Release Notes: This release fixes denial of service vulnerabilities CVE-2007-4565 and CVE-2008-2711. It also fixes a data loss bug with IMAP in --keep --flush configurations. Fetchmail no longer complains about invalid sslproto when POP3 CAPA probing fails. .fetchids and .fetchmailrc can now be symlinks. fetchmailconf now quotes folder names when writing the configuration. An --sslcommonname option was added to help working with misnamed certificates. Several build systems improvements were made.
Release Notes: This is the final candidate for fetchmail-6.3.0. The FAQ was revised, and now also ships in A4 duplex printable PDF format. The manual page was revised to allow copy and paste. An IMAP bug to guard against bogus message sizes on 64-bit platforms was fixed. The Japanese translation was updated. Fetchmail can be installed again on systems without Python.
Release Notes: fetchmail now defaults to "localhost" for SMTP, even with Kerberos. The SMTP/LMTP retry logic was fixed, and some memory holes were plugged. Backslashes at the end of configuration lines now work more intuitively. Fetchmail's IMAP client no longer mistakes unrelated information for untagged responses. In "oversized messages" warnings, the account name is mentioned. The Albanian translation is back. The manual page was updated. Some other fixes were made.
Release Notes: A problem where the program would try to connect on the external rather the loopback interface was fixed along with a crash that occurred when it couldn't find its own host name. A workaround was added for broken IMAP servers (such as qmail with Courier-IMAP) that send whole messages rather than just headers.

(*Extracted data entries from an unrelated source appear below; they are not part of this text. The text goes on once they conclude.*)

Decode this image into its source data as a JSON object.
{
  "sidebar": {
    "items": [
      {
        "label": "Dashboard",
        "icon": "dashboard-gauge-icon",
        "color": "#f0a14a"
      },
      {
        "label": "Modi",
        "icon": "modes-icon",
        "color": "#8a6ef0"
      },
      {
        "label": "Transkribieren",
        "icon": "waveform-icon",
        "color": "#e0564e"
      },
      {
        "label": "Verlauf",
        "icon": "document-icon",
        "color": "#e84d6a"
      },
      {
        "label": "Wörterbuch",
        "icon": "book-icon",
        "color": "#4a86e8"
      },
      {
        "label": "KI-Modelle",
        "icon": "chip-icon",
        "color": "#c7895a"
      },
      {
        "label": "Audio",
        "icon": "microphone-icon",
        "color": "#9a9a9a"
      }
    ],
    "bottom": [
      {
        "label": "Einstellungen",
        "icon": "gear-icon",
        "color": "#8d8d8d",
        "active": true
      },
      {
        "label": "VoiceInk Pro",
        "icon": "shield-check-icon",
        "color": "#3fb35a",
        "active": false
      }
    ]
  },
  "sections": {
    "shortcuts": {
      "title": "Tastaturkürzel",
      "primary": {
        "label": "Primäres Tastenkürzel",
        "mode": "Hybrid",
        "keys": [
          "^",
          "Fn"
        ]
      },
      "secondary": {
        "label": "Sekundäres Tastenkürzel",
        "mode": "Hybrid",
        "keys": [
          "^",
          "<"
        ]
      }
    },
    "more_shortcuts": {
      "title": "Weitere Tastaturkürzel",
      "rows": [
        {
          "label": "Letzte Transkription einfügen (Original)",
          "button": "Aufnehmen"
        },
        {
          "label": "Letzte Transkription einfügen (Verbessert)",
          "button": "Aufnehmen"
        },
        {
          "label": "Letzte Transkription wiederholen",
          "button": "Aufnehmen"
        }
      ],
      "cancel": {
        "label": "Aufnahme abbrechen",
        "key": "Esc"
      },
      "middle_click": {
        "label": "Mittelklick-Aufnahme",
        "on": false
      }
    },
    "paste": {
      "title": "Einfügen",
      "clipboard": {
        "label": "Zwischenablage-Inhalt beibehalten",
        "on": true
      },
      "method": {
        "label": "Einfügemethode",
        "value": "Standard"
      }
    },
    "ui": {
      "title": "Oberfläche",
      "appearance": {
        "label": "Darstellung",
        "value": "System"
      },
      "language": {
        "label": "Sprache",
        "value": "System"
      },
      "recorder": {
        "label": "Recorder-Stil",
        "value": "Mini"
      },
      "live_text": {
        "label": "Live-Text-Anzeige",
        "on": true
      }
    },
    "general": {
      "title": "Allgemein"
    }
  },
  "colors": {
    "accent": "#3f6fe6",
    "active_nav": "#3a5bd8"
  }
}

Some error messages were corrected to be more clearly understandable and the manual page was updated. POP2 support was marked as legacy/going away.
Release Notes: Security bug CVE-2005-3088 (password exposure in fetchmailconf) was fixed. Further fixes around the -P/--port/--service options were made. Missed lock file error checks were added. NTLM/MSN can be configured in fetchmailconf, and their use now causes an error if not compiled into fetchmail. Daemon mode reinitialization was fixed. The --quit option was fixed. fetchmail now tries to obtain its FQDN host name by default. SSL connections are now shut down properly. The manual page was clarified in several places.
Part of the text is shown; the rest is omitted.